Dear Mr. Lerer, I am writing to express my gravest concern about your hiring as a consultant of Christopher Poole or "Moot," the owner of the website 4chan.org, a website knowingly and deliberately engaged in incitement and coordination of DDOS attacks on other web sites.
I have openly called on the public to contact you to bring to your awareness the serious ethical breeches involved in your relationship with 4chan.org:
http://3dblogger.typepad.com/wired_state/2010/12/how-companies-can-prevent-more-ddos-attacks-call-ariana-huffington-and-ken-lerer.html
http://3dblogger.typepad.com/wired_state/2010/12/major-media-white-washing-4chan-anonglobalpr-agitprop.html
As you surely know, 4chan.org, far from being any sort of merely benign "image exchange" is a website that incites, abets, and coordinates DDOS attacks on web sites disliked by the site's users, who remain unaccountable and anonymous. 4chan has been at the center of the coordination of DDOS attacks on Paypal, Mastercard, Amazon, Visa -- even gawker.com, which criticized 4chan for its thuggish methods, and then itself became a victim. This has been amply reported by the media and any cursory review of the site will confirm this.
As a frequent critic of this gang on my own blog, I've been targeted myself and lost both the use of my website at times and have had my online business in Second Life savaged by these miscreants, costing me real monetary losses. The only difference between me and thousands of other people harassed by these thugs (and told that if they are quiet they won't be attacked again) is that I speak out.

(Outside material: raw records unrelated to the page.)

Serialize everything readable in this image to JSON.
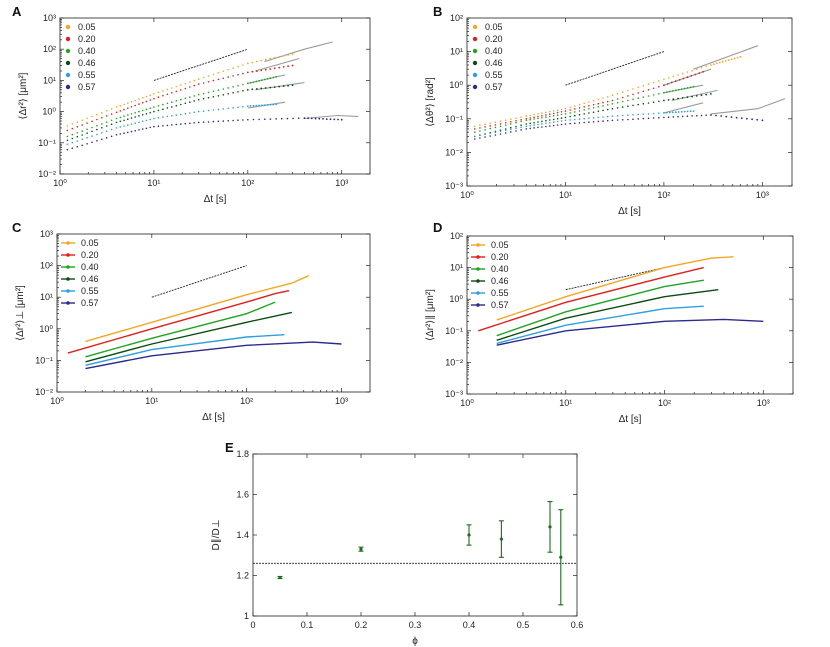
{
  "colors": {
    "0.05": "#f5a623",
    "0.20": "#e0201b",
    "0.40": "#1fa51f",
    "0.46": "#0b4d12",
    "0.55": "#2f9fde",
    "0.57": "#2c2a8c",
    "gray": "#9a9a9a",
    "errorbar": "#1e6b1e"
  },
  "chart_data": [
    {
      "id": "A",
      "type": "scatter",
      "letter": "A",
      "xlabel": "Δt [s]",
      "ylabel": "⟨Δr²⟩ [μm²]",
      "xscale": "log",
      "yscale": "log",
      "xlim": [
        1,
        2000
      ],
      "ylim": [
        0.01,
        1000
      ],
      "xticks": [
        1,
        10,
        100,
        1000
      ],
      "xtick_labels": [
        "10⁰",
        "10¹",
        "10²",
        "10³"
      ],
      "yticks": [
        0.01,
        0.1,
        1,
        10,
        100,
        1000
      ],
      "ytick_labels": [
        "10⁻²",
        "10⁻¹",
        "10⁰",
        "10¹",
        "10²",
        "10³"
      ],
      "legend_style": "dot",
      "reference_line": {
        "x": [
          10,
          100
        ],
        "y": [
          10,
          100
        ]
      },
      "series": [
        {
          "name": "0.05",
          "x": [
            1.2,
            4,
            10,
            30,
            100,
            300
          ],
          "y": [
            0.35,
            1.4,
            3.7,
            11,
            35,
            70
          ],
          "gray_tail": {
            "x": [
              150,
              400,
              800
            ],
            "y": [
              40,
              100,
              170
            ]
          }
        },
        {
          "name": "0.20",
          "x": [
            1.2,
            4,
            10,
            30,
            100,
            300
          ],
          "y": [
            0.25,
            0.95,
            2.6,
            7.6,
            18,
            30
          ],
          "gray_tail": {
            "x": [
              120,
              350
            ],
            "y": [
              20,
              50
            ]
          }
        },
        {
          "name": "0.40",
          "x": [
            1.2,
            4,
            10,
            30,
            100,
            200
          ],
          "y": [
            0.16,
            0.6,
            1.4,
            3.5,
            8,
            13
          ],
          "gray_tail": {
            "x": [
              100,
              250
            ],
            "y": [
              8,
              15
            ]
          }
        },
        {
          "name": "0.46",
          "x": [
            1.2,
            4,
            10,
            30,
            100,
            300
          ],
          "y": [
            0.12,
            0.45,
            1.0,
            2.4,
            5,
            7
          ],
          "gray_tail": {
            "x": [
              120,
              400
            ],
            "y": [
              5,
              8.5
            ]
          }
        },
        {
          "name": "0.55",
          "x": [
            1.2,
            4,
            10,
            30,
            100,
            200
          ],
          "y": [
            0.09,
            0.3,
            0.6,
            1.0,
            1.5,
            1.7
          ],
          "gray_tail": {
            "x": [
              100,
              250
            ],
            "y": [
              1.3,
              2.0
            ]
          }
        },
        {
          "name": "0.57",
          "x": [
            1.2,
            4,
            10,
            30,
            100,
            400,
            1000
          ],
          "y": [
            0.06,
            0.18,
            0.33,
            0.45,
            0.55,
            0.62,
            0.55
          ],
          "gray_tail": {
            "x": [
              400,
              900,
              1500
            ],
            "y": [
              0.6,
              0.75,
              0.7
            ]
          }
        }
      ]
    },
    {
      "id": "B",
      "type": "scatter",
      "letter": "B",
      "xlabel": "Δt [s]",
      "ylabel": "⟨Δθ²⟩ [rad²]",
      "xscale": "log",
      "yscale": "log",
      "xlim": [
        1,
        2000
      ],
      "ylim": [
        0.001,
        100
      ],
      "xticks": [
        1,
        10,
        100,
        1000
      ],
      "xtick_labels": [
        "10⁰",
        "10¹",
        "10²",
        "10³"
      ],
      "yticks": [
        0.001,
        0.01,
        0.1,
        1,
        10,
        100
      ],
      "ytick_labels": [
        "10⁻³",
        "10⁻²",
        "10⁻¹",
        "10⁰",
        "10¹",
        "10²"
      ],
      "legend_style": "dot",
      "reference_line": {
        "x": [
          10,
          100
        ],
        "y": [
          1,
          10
        ]
      },
      "series": [
        {
          "name": "0.05",
          "x": [
            1.2,
            4,
            10,
            30,
            100,
            300,
            600
          ],
          "y": [
            0.06,
            0.12,
            0.2,
            0.5,
            1.5,
            4,
            7
          ],
          "gray_tail": {
            "x": [
              200,
              500,
              900
            ],
            "y": [
              3,
              8,
              15
            ]
          }
        },
        {
          "name": "0.20",
          "x": [
            1.2,
            4,
            10,
            30,
            100,
            250
          ],
          "y": [
            0.05,
            0.1,
            0.17,
            0.35,
            1.0,
            2.5
          ],
          "gray_tail": {
            "x": [
              100,
              300
            ],
            "y": [
              1.0,
              3
            ]
          }
        },
        {
          "name": "0.40",
          "x": [
            1.2,
            4,
            10,
            30,
            100,
            200
          ],
          "y": [
            0.04,
            0.09,
            0.14,
            0.28,
            0.6,
            0.9
          ],
          "gray_tail": {
            "x": [
              100,
              250
            ],
            "y": [
              0.6,
              1.0
            ]
          }
        },
        {
          "name": "0.46",
          "x": [
            1.2,
            4,
            10,
            30,
            100,
            300
          ],
          "y": [
            0.03,
            0.07,
            0.11,
            0.2,
            0.35,
            0.55
          ],
          "gray_tail": {
            "x": [
              120,
              350
            ],
            "y": [
              0.35,
              0.7
            ]
          }
        },
        {
          "name": "0.55",
          "x": [
            1.2,
            4,
            10,
            30,
            100,
            200
          ],
          "y": [
            0.03,
            0.06,
            0.09,
            0.12,
            0.15,
            0.17
          ],
          "gray_tail": {
            "x": [
              100,
              250
            ],
            "y": [
              0.15,
              0.3
            ]
          }
        },
        {
          "name": "0.57",
          "x": [
            1.2,
            4,
            10,
            30,
            100,
            300,
            1000
          ],
          "y": [
            0.025,
            0.05,
            0.07,
            0.09,
            0.11,
            0.13,
            0.09
          ],
          "gray_tail": {
            "x": [
              300,
              900,
              1700
            ],
            "y": [
              0.14,
              0.2,
              0.4
            ]
          }
        }
      ]
    },
    {
      "id": "C",
      "type": "line",
      "letter": "C",
      "xlabel": "Δt [s]",
      "ylabel": "⟨Δr²⟩⊥ [μm²]",
      "xscale": "log",
      "yscale": "log",
      "xlim": [
        1,
        2000
      ],
      "ylim": [
        0.01,
        1000
      ],
      "xticks": [
        1,
        10,
        100,
        1000
      ],
      "xtick_labels": [
        "10⁰",
        "10¹",
        "10²",
        "10³"
      ],
      "yticks": [
        0.01,
        0.1,
        1,
        10,
        100,
        1000
      ],
      "ytick_labels": [
        "10⁻²",
        "10⁻¹",
        "10⁰",
        "10¹",
        "10²",
        "10³"
      ],
      "legend_style": "line",
      "reference_line": {
        "x": [
          10,
          100
        ],
        "y": [
          10,
          100
        ]
      },
      "series": [
        {
          "name": "0.05",
          "x": [
            2,
            10,
            100,
            300,
            450
          ],
          "y": [
            0.4,
            1.6,
            12,
            28,
            48
          ]
        },
        {
          "name": "0.20",
          "x": [
            1.3,
            10,
            100,
            200,
            280
          ],
          "y": [
            0.17,
            1.0,
            7,
            13,
            16
          ]
        },
        {
          "name": "0.40",
          "x": [
            2,
            10,
            100,
            200
          ],
          "y": [
            0.13,
            0.5,
            3,
            7
          ]
        },
        {
          "name": "0.46",
          "x": [
            2,
            10,
            100,
            300
          ],
          "y": [
            0.09,
            0.33,
            1.6,
            3.3
          ]
        },
        {
          "name": "0.55",
          "x": [
            2,
            10,
            100,
            250
          ],
          "y": [
            0.07,
            0.22,
            0.55,
            0.65
          ]
        },
        {
          "name": "0.57",
          "x": [
            2,
            10,
            100,
            500,
            1000
          ],
          "y": [
            0.055,
            0.14,
            0.3,
            0.38,
            0.33
          ]
        }
      ]
    },
    {
      "id": "D",
      "type": "line",
      "letter": "D",
      "xlabel": "Δt [s]",
      "ylabel": "⟨Δr²⟩∥ [μm²]",
      "xscale": "log",
      "yscale": "log",
      "xlim": [
        1,
        2000
      ],
      "ylim": [
        0.001,
        100
      ],
      "xticks": [
        1,
        10,
        100,
        1000
      ],
      "xtick_labels": [
        "10⁰",
        "10¹",
        "10²",
        "10³"
      ],
      "yticks": [
        0.001,
        0.01,
        0.1,
        1,
        10,
        100
      ],
      "ytick_labels": [
        "10⁻³",
        "10⁻²",
        "10⁻¹",
        "10⁰",
        "10¹",
        "10²"
      ],
      "legend_style": "line",
      "reference_line": {
        "x": [
          10,
          100
        ],
        "y": [
          2,
          10
        ]
      },
      "series": [
        {
          "name": "0.05",
          "x": [
            2,
            10,
            100,
            300,
            500
          ],
          "y": [
            0.22,
            1.2,
            10,
            20,
            22
          ]
        },
        {
          "name": "0.20",
          "x": [
            1.3,
            10,
            100,
            250
          ],
          "y": [
            0.1,
            0.8,
            5,
            10
          ]
        },
        {
          "name": "0.40",
          "x": [
            2,
            10,
            100,
            250
          ],
          "y": [
            0.07,
            0.4,
            2.5,
            4
          ]
        },
        {
          "name": "0.46",
          "x": [
            2,
            10,
            100,
            350
          ],
          "y": [
            0.05,
            0.25,
            1.2,
            2
          ]
        },
        {
          "name": "0.55",
          "x": [
            2,
            10,
            100,
            250
          ],
          "y": [
            0.04,
            0.15,
            0.5,
            0.6
          ]
        },
        {
          "name": "0.57",
          "x": [
            2,
            10,
            100,
            400,
            1000
          ],
          "y": [
            0.035,
            0.1,
            0.2,
            0.23,
            0.2
          ]
        }
      ]
    },
    {
      "id": "E",
      "type": "scatter",
      "letter": "E",
      "xlabel": "ϕ",
      "ylabel": "D∥/D⊥",
      "xscale": "linear",
      "yscale": "linear",
      "xlim": [
        0,
        0.6
      ],
      "ylim": [
        1,
        1.8
      ],
      "xticks": [
        0,
        0.1,
        0.2,
        0.3,
        0.4,
        0.5,
        0.6
      ],
      "xtick_labels": [
        "0",
        "0.1",
        "0.2",
        "0.3",
        "0.4",
        "0.5",
        "0.6"
      ],
      "yticks": [
        1,
        1.2,
        1.4,
        1.6,
        1.8
      ],
      "ytick_labels": [
        "1",
        "1.2",
        "1.4",
        "1.6",
        "1.8"
      ],
      "reference_line": {
        "y": 1.26
      },
      "points": [
        {
          "x": 0.05,
          "y": 1.19,
          "err": 0.005
        },
        {
          "x": 0.2,
          "y": 1.33,
          "err": 0.01
        },
        {
          "x": 0.4,
          "y": 1.4,
          "err": 0.05
        },
        {
          "x": 0.46,
          "y": 1.38,
          "err": 0.09
        },
        {
          "x": 0.55,
          "y": 1.44,
          "err": 0.125
        },
        {
          "x": 0.57,
          "y": 1.29,
          "err": 0.235
        }
      ]
    }
  ]
}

I believe it is a grave mistake to have hired this man merely because he represents somebody in touch with "the cutting edge" of Internet culture. Whatever the benefits of the "cool" and "street cred" you think you gain from this relationship, the down side of being associated with criminality offsets it. This cutting edge harms and bleeds -- it costs your peers in the media and business industry their website use when Poole's comrades DDOS their sites.

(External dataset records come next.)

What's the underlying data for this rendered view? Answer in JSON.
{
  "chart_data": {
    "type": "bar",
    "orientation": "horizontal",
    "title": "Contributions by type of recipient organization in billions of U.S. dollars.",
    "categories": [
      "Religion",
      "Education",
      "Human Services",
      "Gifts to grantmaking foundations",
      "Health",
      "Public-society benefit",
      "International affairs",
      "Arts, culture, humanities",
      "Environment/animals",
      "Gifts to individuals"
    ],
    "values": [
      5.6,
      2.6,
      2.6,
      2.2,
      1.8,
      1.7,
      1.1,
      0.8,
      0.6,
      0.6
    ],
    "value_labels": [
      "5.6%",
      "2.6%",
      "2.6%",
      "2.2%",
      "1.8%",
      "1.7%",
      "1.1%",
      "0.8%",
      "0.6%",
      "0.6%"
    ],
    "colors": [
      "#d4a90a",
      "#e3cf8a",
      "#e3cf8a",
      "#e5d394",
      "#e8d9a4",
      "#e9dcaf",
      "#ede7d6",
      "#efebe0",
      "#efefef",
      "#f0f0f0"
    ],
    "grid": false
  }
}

You need to take ownership of this fact yourself and decide to disassociate from it by severing your business ties with anyone who continues to incite and aid the use of the DDOS or any other type of hacking as a weapon.
It does absolutely no good for Moot or you to claim that Moot has no responsibility for these attacks, or that he doesn't know about them, or that he has banned those caught involved in them after the fact, or even that he "works with authorities" after the attacks. We all know full well that with the "Anonymous" status and the post-deed ban, little is done to really stake out an ethical position against the DDOS as a method. That's what needs to be done. Moot knows full well that his server records will indeed illustrate that his site is in fact inciting and abetting these attacks and it is a matter of record over and over again for years. He -- and you -- must take responsibility for these attacks.
If he refuses to make a credible public *condemnation* of these abusive and destructive methods of hacking and/or disabling others' sites, and refuses to terminate the accounts of those who use his site for this purpose, then you should sever your ties with him. Public denial is not sufficient; to set an ethical tone for all coders, he and you should be condemning the attacks and pledging to cease from aiding and abetting them through 4chan.
Excuses like "they'll only go on IRC" or "we can't stop them, they're anonymous" or "the DDOS isn't really so bad" are completely morally unacceptable: you need to stake out a responsible ethical position as a company that claims to have the public good in mind in your business.